Another notable horror element of Alien would be the creature itself; in a horror movie, the villain would always act as the running fuel of the story, may it be a creature from the beyond or a situation that no one was prepared for. The titular alien here is a combination of both; a force of nature that somehow found a way to smuggle itself unto an unknowing set of victims, its entire nature literally alien to them. Combining this fact with the creature's own pure instinct for killing makes it a terrifying menace. In a technical sense, the special effects team (headed by Brian Johnson and Nick Allder, who would later supervise the SFX of future films like Braveheart, Conan The Barbarian (1982) and even Hellboy (2004)) deserves a lot of credit for bringing this monster to life, wherein it menaced both the cast and the audience themselves with incredibly detailed grotesqueness and otherworldly strangeness.

White Space Suit+ Strong-willed lady= Final Girl
While nearly absent of proper character development, one part of Alien's success as a horror film is it's incredible casts, noteworthy among them being Ian Holm as the ship's physician and John Hurt as the victim of one of cinema's most recognizable deaths, both bringing much palpable roles. Of course, among these two and the rest, we also have Sigourney Weaver filling in the "Final Girl" status, whose awareness of the dangers this creature will be bringing would've saved them all if they just listened. In the end, it's just up to her to save herself (and the crew's local pet) from the alien's rampage, in vein of the classic tradition of  future slasher films that would later goes full scale in the 80s reign.

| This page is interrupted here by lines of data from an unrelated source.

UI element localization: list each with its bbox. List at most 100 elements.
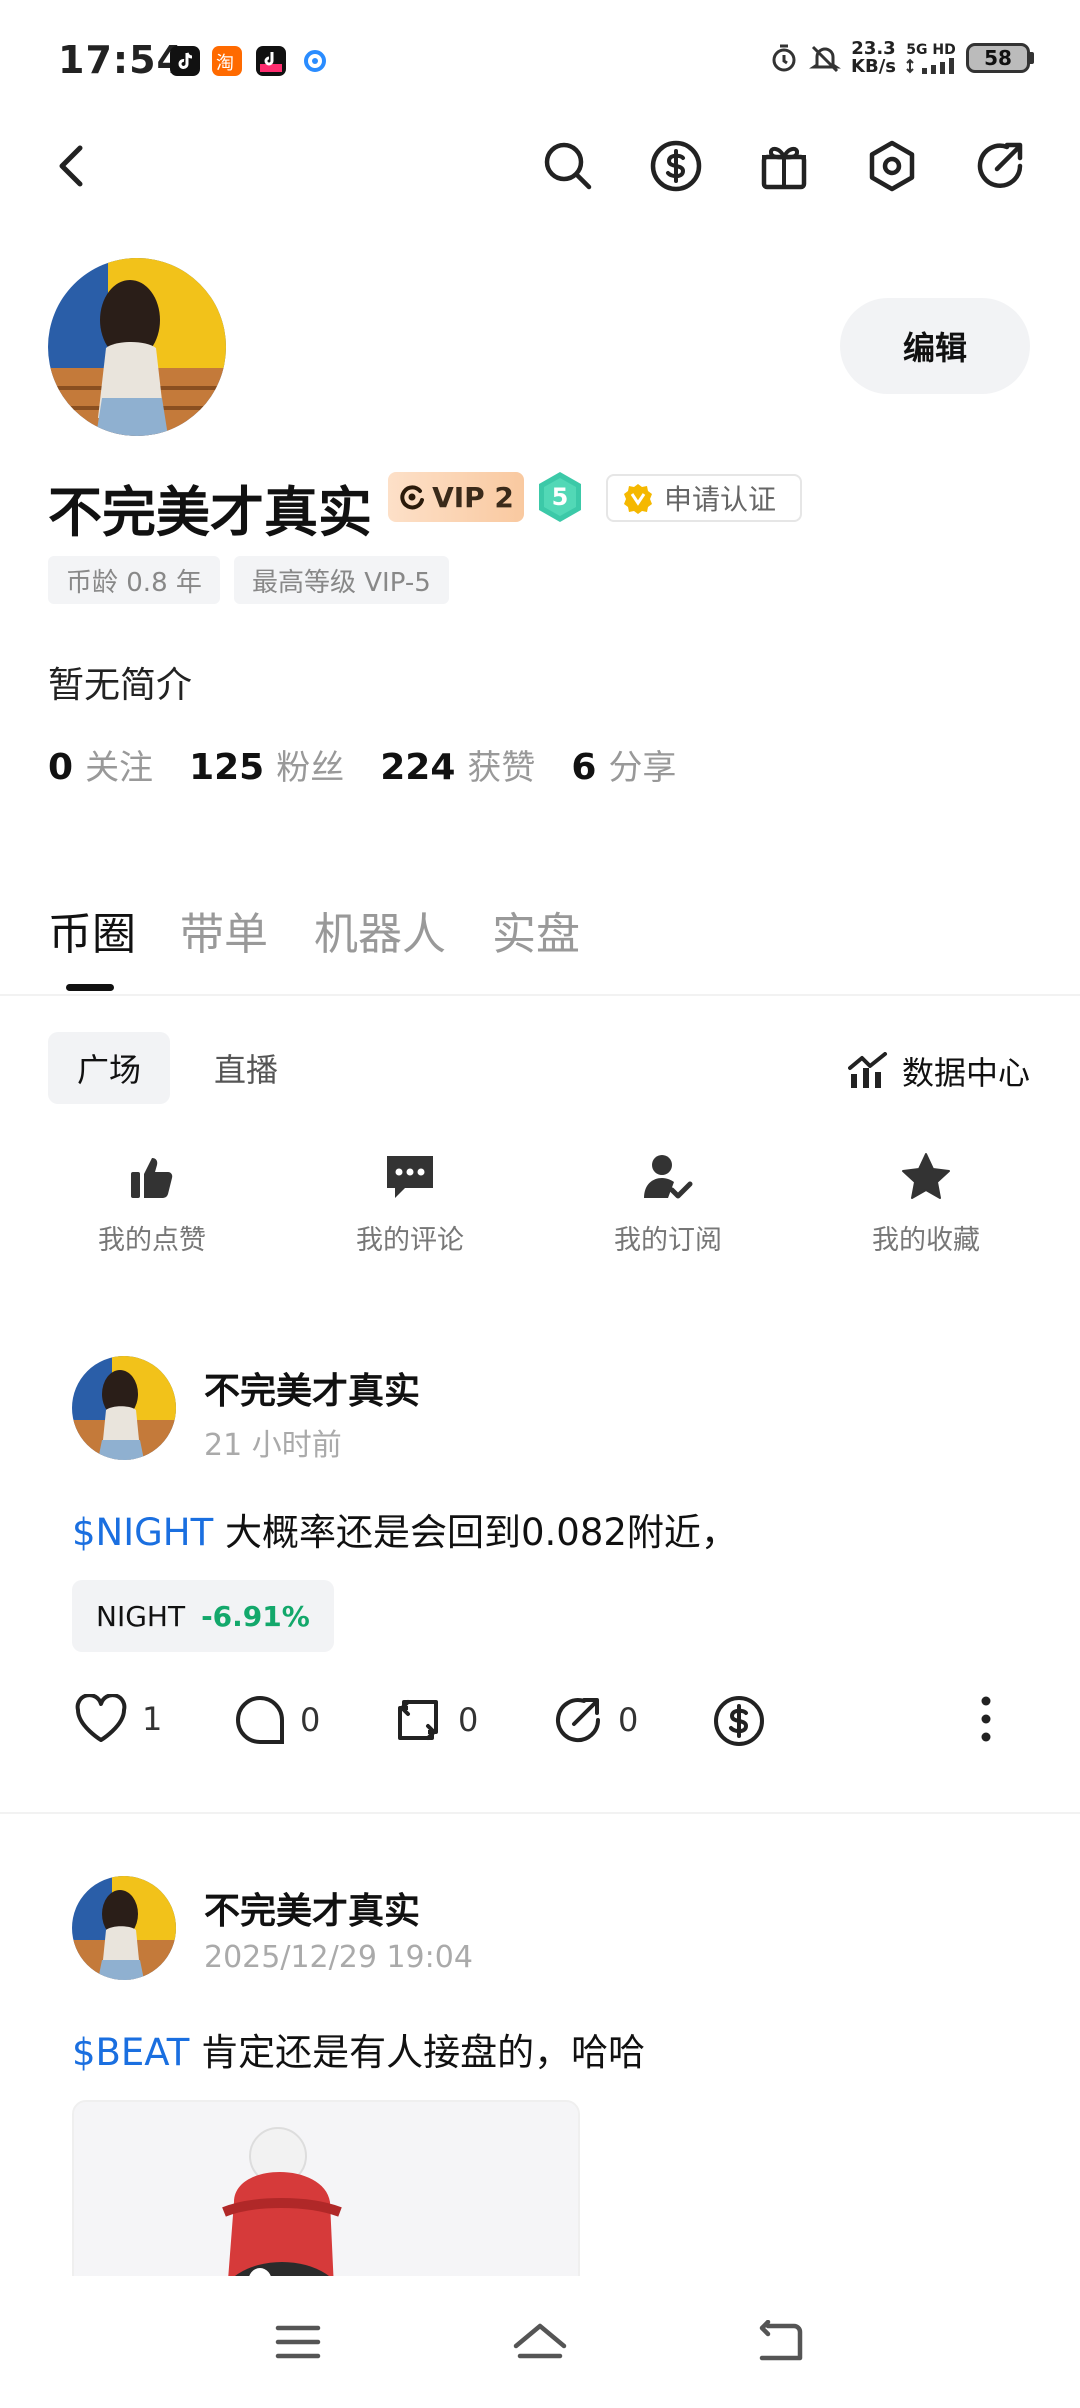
- home-icon: [513, 2323, 567, 2359]
- following-count[interactable]: 0: [48, 747, 73, 788]
- profile-stats: 0 关注 125 粉丝 224 获赞 6 分享: [48, 740, 712, 789]
- nav-home-button[interactable]: [500, 2310, 580, 2374]
- chart-icon: [847, 1052, 887, 1088]
- post-text: $BEAT 肯定还是有人接盘的，哈哈: [72, 2022, 645, 2076]
- dollar-coin-icon: [714, 1696, 764, 1746]
- vip-logo-icon: [400, 485, 425, 510]
- browser-app-icon: [300, 46, 330, 76]
- subscribe-user-icon: [644, 1155, 693, 1199]
- search-icon: [544, 142, 592, 190]
- vip-label: VIP 2: [432, 480, 514, 514]
- level-badge[interactable]: 5: [536, 470, 584, 524]
- subtab-live[interactable]: 直播: [196, 1032, 296, 1104]
- alarm-icon: [772, 44, 796, 72]
- followers-label[interactable]: 粉丝: [276, 740, 344, 789]
- tabs-divider: [0, 994, 1080, 996]
- post-avatar[interactable]: [72, 1876, 176, 1980]
- share-post-button[interactable]: 0: [552, 1694, 638, 1746]
- coin-age-tag: 币龄 0.8 年: [48, 556, 220, 604]
- status-indicators: 23.3 KB/s 5G HD 58: [769, 40, 1034, 76]
- more-options-button[interactable]: [978, 1694, 994, 1744]
- repost-count: 0: [458, 1701, 479, 1739]
- post-text: $NIGHT 大概率还是会回到0.082附近，: [72, 1502, 738, 1556]
- edit-profile-button[interactable]: 编辑: [840, 298, 1030, 394]
- nav-back-button[interactable]: [740, 2310, 820, 2374]
- my-comments-action[interactable]: 我的评论: [300, 1152, 520, 1257]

Though its sequels move into pure sci-fi territories with varying level of horror and action to them (this including a big crossover with the dread lock-donning Yautjas of the Predator franchise), Alien (1979), in all its grim and gruesome, is really a hack and slash film with sci-fi trappings from its plotting down to the methodic murders. If you don't agree with me, well, I'm cool with that, but a hefty seven deaths done away with stalk-and-stab antics is enough for me to list it as a slasher...

Bodycount:
1 male had an alien bursts out of his chest
1 male had the alien's inner jaw shot through his head
1 male killed offscreen
1 male android beheaded and set ablaze
1 male had the alien's inner jaw shot to his neck
1 female impaled through the alien's tail (offscreen)
1 alien shot out of space and presumably succumbs to pressure.